Gadis itu menelan saliva sebelum mengangguk lambat. Ia kembali memejamkan mata, mengucap mantra, dan ruh Foniash perlahan kabur dari pandangan. Tepat saat itu Nara mendengar jamnya berdenting.

Pukul empat tepat.

***

Selepas kelas pagi yang berdurasi dua jam itu, Nara langsung bergegas ke apartemen Wonwoo.

Pemuda itu tak kunjung masuk kampus, membuat Jihoon dan Chani khawatir sekaligus murka di saat yang sama, bahkan sempat terbayang niat untuk mengunjungi apartemen Wonwoo selepas kelas. Namun berterimakasih pada pemuda cerewet yang dalam sekejap berubah menjadi begitu persuatif, Lee Seokmin dapat menyurutkan rencana menggebu kawan-kawannya dengan berkata, "Wonwoo benci keramaian, tidak ingat? Aku rasa mengunjungi pemuda itu serempak hanya akan membuat suasana semakin keruh. Lagipula, projek kita belum selesai dan harus dikumpul minggu depan."

Jihoon sudah melempar tatapan mautnya, tapi Seokmin tidak sedikitpun gentar saat melanjutkan, "Bagaimana bila Nara saja yang pergi? Keduanya sudah mulai dekat, aku rasa lebih baik untuknya mengunjungi Wonwoo sendiri." Ia tersenyum percaya diri. "Aku percaya padanya. Kau tahu sendiri ia datang ke apartemen Wonwoo dan membuatkan pemuda itu makan siang."

Kim Nara meringis diam-diam. Percaya.

Manusia itu mudah sekali percaya.

Jihoon jelas menentang ide tersebut dengan ucapan sarkasnya, "Dan membiarkan Si Idiot Jeon melakukan hal bodoh lagi? Oh, lupakan. Aku akan ke sana sendirian."

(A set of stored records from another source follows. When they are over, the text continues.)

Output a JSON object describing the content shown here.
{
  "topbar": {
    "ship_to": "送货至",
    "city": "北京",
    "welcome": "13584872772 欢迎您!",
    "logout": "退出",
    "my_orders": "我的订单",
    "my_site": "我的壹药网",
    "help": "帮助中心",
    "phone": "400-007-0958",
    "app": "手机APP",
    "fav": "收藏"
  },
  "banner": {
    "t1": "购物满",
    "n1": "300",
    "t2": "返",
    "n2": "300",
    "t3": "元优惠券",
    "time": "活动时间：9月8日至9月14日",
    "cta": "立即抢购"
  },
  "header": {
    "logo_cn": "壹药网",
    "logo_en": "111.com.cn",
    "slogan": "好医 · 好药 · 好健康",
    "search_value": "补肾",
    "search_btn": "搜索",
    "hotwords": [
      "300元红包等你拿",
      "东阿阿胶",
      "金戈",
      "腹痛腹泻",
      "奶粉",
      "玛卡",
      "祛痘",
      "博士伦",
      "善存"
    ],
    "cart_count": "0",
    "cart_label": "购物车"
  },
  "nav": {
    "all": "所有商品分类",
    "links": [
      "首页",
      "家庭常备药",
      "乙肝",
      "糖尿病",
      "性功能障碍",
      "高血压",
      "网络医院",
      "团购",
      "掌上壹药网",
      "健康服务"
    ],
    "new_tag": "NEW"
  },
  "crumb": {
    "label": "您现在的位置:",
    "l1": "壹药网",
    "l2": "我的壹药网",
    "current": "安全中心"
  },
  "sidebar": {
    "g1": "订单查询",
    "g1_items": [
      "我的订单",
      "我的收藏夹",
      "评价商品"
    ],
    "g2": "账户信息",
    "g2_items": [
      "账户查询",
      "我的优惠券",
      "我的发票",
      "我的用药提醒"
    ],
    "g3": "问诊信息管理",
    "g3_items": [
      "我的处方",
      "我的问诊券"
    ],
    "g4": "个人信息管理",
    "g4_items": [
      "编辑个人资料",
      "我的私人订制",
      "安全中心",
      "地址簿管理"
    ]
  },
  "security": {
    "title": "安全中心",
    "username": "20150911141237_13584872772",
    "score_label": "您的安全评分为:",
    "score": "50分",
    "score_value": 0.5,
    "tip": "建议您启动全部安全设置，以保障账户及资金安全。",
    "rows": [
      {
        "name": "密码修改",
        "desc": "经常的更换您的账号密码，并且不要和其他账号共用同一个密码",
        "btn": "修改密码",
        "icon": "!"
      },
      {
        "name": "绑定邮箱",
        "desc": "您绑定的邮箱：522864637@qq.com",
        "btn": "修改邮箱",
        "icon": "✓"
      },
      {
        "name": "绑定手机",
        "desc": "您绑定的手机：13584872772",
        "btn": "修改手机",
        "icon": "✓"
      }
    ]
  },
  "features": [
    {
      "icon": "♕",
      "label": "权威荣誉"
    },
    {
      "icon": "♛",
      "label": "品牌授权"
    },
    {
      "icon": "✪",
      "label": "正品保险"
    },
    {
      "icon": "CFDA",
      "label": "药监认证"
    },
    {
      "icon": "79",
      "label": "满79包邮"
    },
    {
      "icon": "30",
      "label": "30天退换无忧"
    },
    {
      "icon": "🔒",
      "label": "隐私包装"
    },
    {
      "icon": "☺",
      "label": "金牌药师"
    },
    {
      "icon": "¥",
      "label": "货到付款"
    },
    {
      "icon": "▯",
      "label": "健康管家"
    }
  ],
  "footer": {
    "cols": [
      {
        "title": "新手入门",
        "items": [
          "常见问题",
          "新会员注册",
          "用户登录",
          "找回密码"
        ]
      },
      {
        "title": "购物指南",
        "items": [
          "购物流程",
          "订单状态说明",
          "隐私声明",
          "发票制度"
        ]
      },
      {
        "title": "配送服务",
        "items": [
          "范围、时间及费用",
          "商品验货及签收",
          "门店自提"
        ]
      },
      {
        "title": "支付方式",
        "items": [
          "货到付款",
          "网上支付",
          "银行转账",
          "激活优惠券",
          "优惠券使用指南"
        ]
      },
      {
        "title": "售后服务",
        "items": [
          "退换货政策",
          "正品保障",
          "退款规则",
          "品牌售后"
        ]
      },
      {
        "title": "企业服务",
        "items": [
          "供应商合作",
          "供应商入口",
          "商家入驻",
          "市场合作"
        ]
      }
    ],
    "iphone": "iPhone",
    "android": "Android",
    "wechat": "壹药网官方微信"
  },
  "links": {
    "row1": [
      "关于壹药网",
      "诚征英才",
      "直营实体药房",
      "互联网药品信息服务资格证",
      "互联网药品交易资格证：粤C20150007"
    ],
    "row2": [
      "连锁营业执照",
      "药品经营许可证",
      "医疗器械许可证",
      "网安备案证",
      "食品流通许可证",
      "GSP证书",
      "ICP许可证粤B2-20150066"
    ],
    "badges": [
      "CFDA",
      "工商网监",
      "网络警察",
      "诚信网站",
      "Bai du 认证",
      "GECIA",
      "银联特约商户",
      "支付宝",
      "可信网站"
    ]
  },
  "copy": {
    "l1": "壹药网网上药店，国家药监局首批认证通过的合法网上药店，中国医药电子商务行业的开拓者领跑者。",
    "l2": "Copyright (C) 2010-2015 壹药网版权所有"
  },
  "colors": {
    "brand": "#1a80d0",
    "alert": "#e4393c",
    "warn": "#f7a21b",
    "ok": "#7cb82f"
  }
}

Tetapi kala pemuda itu sudah menyampirkan ransel di bahu, Chani tiba-tiba menggelayut lengan Jihoon, seketika membuat pemuda itu berjengit dan mengumpat tertahan, apalagi saat Chani berkata, "Kau janji menemaniku ke perpustakaan untuk tugas mata kuliah. Tidak, kau tidak usah pergi ke apartemen Wonwoo. Jangan menganggu pasangan yang sedang kasmaran."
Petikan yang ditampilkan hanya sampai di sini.